Thursday, April 9, 2009

Politicians: You All Look the Same to Us

When wielding a large regulatory hammer, sometimes everything looks like a nail.


In the quest to identify and regulate 'systemic risk' and increase the tax base, our politicians have decided they don't want to be in the business of defining 'what is a hedge fund, what is a private equity fund, what is a vc fund', etc. So they are seeking to apply a broad prophylactic that will only further damage a fragile dynamo of economic activity.


It has been written that venture capitalists, while representing something on the order of .02% of annual US GDP, have backed businesses that now represent nearly 18%. Whether that's a stretch or not I do not know; the point is, this is not about a small 'adjacent' asset-class that is simply collateral damage in the war on systemic risk, as some politicians would have us believe. It is a direct assault on the future industrial outputs of our nation. Competitor countries will not wait for us to discover how misguided these efforts are and reverse them; they will rush in and capitalize on the opportunity, filling the vacuum.


Far more than simply an issue of debt levels and systemic risk, the very nature of the venture business is fundamentally different than that of its 'cousin' enterprises in private equity, leveraged buyouts, and the hedge fund world. VC funds are small (rarely more than low to mid-nine digits and usually quite a bit smaller).
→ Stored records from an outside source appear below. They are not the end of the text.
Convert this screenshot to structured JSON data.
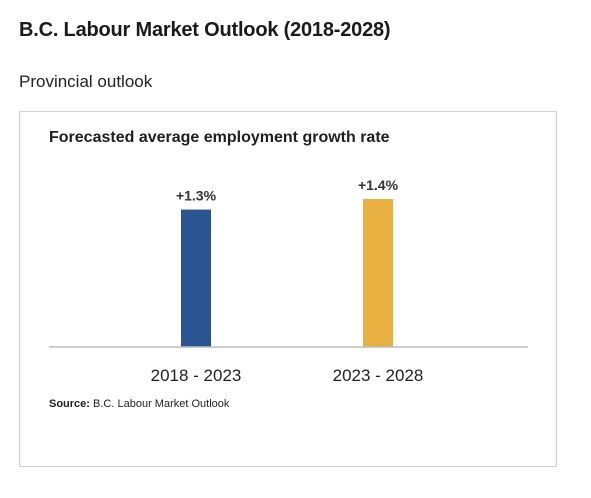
{
  "page": {
    "title": "B.C. Labour Market Outlook (2018-2028)",
    "section_title": "Provincial outlook"
  },
  "chart_card": {
    "source_label": "Source:",
    "source_text": "B.C. Labour Market Outlook"
  },
  "chart_data": {
    "type": "bar",
    "title": "Forecasted average employment growth rate",
    "xlabel": "",
    "ylabel": "",
    "categories": [
      "2018 - 2023",
      "2023 - 2028"
    ],
    "values": [
      1.3,
      1.4
    ],
    "data_labels": [
      "+1.3%",
      "+1.4%"
    ],
    "bar_colors": [
      "#2b5592",
      "#e8b041"
    ],
    "ylim": [
      0,
      1.4
    ],
    "grid": false,
    "legend": "none"
  }
}
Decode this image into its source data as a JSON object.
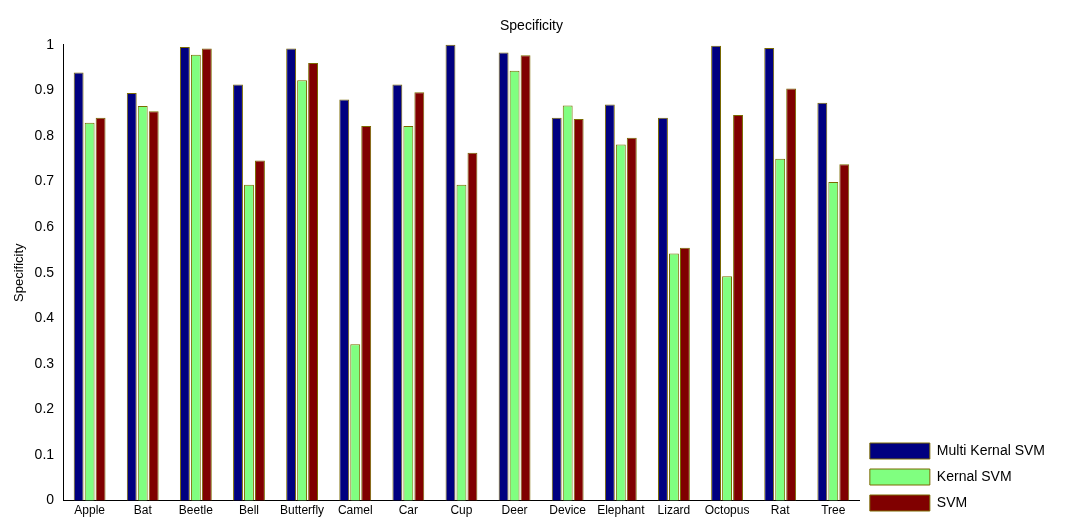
{
  "chart_data": {
    "type": "bar",
    "title": "Specificity",
    "ylabel": "Specificity",
    "categories": [
      "Apple",
      "Bat",
      "Beetle",
      "Bell",
      "Butterfly",
      "Camel",
      "Car",
      "Cup",
      "Deer",
      "Device",
      "Elephant",
      "Lizard",
      "Octopus",
      "Rat",
      "Tree"
    ],
    "series": [
      {
        "name": "Multi Kernal SVM",
        "color": "#000080",
        "values": [
          0.939,
          0.894,
          0.995,
          0.913,
          0.992,
          0.88,
          0.913,
          1.0,
          0.983,
          0.84,
          0.869,
          0.84,
          0.998,
          0.993,
          0.873
        ]
      },
      {
        "name": "Kernal SVM",
        "color": "#80ff80",
        "values": [
          0.829,
          0.866,
          0.978,
          0.693,
          0.922,
          0.343,
          0.822,
          0.693,
          0.943,
          0.867,
          0.781,
          0.542,
          0.492,
          0.75,
          0.699
        ]
      },
      {
        "name": "SVM",
        "color": "#800000",
        "values": [
          0.84,
          0.854,
          0.992,
          0.746,
          0.96,
          0.822,
          0.896,
          0.763,
          0.977,
          0.837,
          0.796,
          0.555,
          0.846,
          0.904,
          0.738
        ]
      }
    ],
    "ylim": [
      0,
      1
    ],
    "yticks": [
      0,
      0.1,
      0.2,
      0.3,
      0.4,
      0.5,
      0.6,
      0.7,
      0.8,
      0.9,
      1
    ],
    "grid": false,
    "legend": "bottom right"
  }
}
Their partners do not get rich off of fees irrespective of ultimate outcomes. Funds do not have meaningful – or even measurable – debt leverage ratios. The companies in which they invest almost never have more than a handful of employees and negligable (or zero) revenue.
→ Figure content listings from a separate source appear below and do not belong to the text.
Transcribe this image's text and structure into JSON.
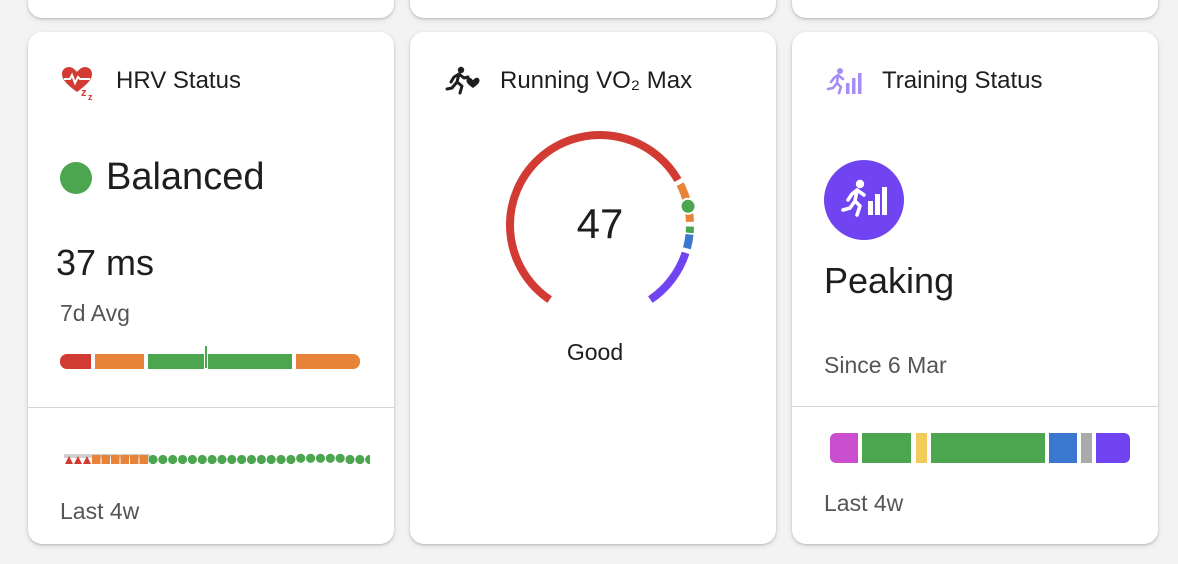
{
  "hrv": {
    "title": "HRV Status",
    "icon": "heart-sleep-icon",
    "status_dot_color": "#4ba64f",
    "status": "Balanced",
    "value": "37 ms",
    "avg_label": "7d Avg",
    "footer": "Last 4w",
    "range_colors": [
      "#d13b33",
      "#e8833a",
      "#4ba64f",
      "#e8833a"
    ]
  },
  "vo2": {
    "title": "Running VO₂ Max",
    "icon": "runner-heart-icon",
    "value": "47",
    "rating": "Good",
    "gauge_colors": [
      "#d13b33",
      "#e8833a",
      "#4ba64f",
      "#3a78d0",
      "#7044f0"
    ]
  },
  "training": {
    "title": "Training Status",
    "icon": "training-status-icon",
    "badge_color": "#7044f0",
    "status": "Peaking",
    "since": "Since 6 Mar",
    "footer": "Last 4w",
    "history_colors": [
      "#c94fce",
      "#4ba64f",
      "#f1cc5b",
      "#4ba64f",
      "#3a78d0",
      "#aaaaaa",
      "#7044f0"
    ]
  }
}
In sum, it is an industry that by definition exists on the left side of Schumpeter's curve; that is, the creation part of 'creative destruction', where job growth, tax roll contribution and economic output (including significant positive trade-surplus) curves move up and to the right.


Politicians fretting over falling victim to the 'game theorists' and thus avoiding the ‘definitions' conundrum are doing a great disservice to our country; unfortunately, by the time they realize - and reverse, amend or except - various policies, it may be too late.